ベス・メイシー(2022)『DOPESICK――アメリカを蝕むオピオイド危機』光文社未来ライブラリー、p.292
こうした現状に起因する不満や怒りがトランプ政権を誕生させ、トランプは2017年に非常事態宣言を出したものの、ではどうなったかと振り返るとポジティブな言及は非常に少ない。いくつかの州では薬物依存症の治療にメディケイドが利用できない場合もあるなど、依存症の治療や回復に向けてはまだまだ壁が多い。

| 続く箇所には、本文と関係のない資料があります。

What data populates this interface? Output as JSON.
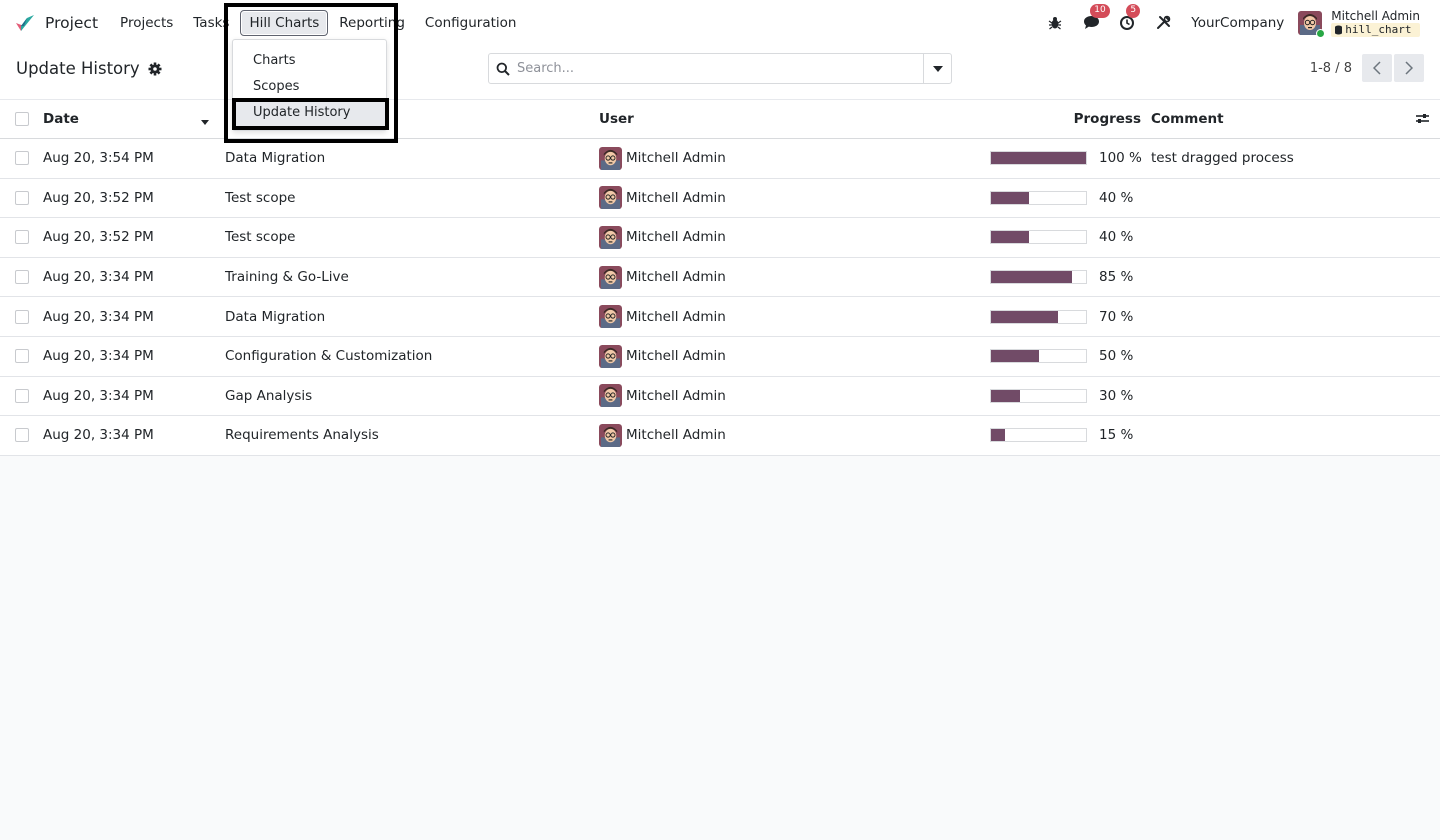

数少ない希望的な戦略がハームリダクションだ。日本でも近年導入されている試みだが、薬物を「やめさせる」のではなくて「あえて使わせる」この手法にはアメリカでも一定の反対勢力がいるようで、ハームリダクションというワードを発したくても使えない場面もあるらしい。
本書の解説で神保が述べているが、「社会の厳罰化要求やスティグマが強ければ強いほど、依存症者は医者にかかることが難しくなるし、適切な治療を受けられる可能性も下がり、それが結果的に依存症の蔓延を助長させてしまう」(前掲書、p.635)のがアメリカの現実であり、アメリカほど極端でないにしてもスティグマの強さが前面に出ている日本社会においても、無縁とは言えないだろう。若い世代の大麻利用は一定程度見られるし、鎮痛剤だけではなく風邪薬などの処方薬に依存する話も近年では耳にするようになった。
この分野の治療の専門家である松本俊彦や原田隆之の翻訳協力も記載されており、専門的ではあるが意欲的な取材記録である本書が翻訳された意義は大きい。前述したように日本はアメリカほど極端な蔓延はない。しかしながら、だからこそ社会の中のマイノリティでもある薬物依存症患者の受けるスティグマは非常に強い。そうした意味で、アメリカの歴史や現状を眺めながら日本のこともじっくりと考えたい一冊となっている。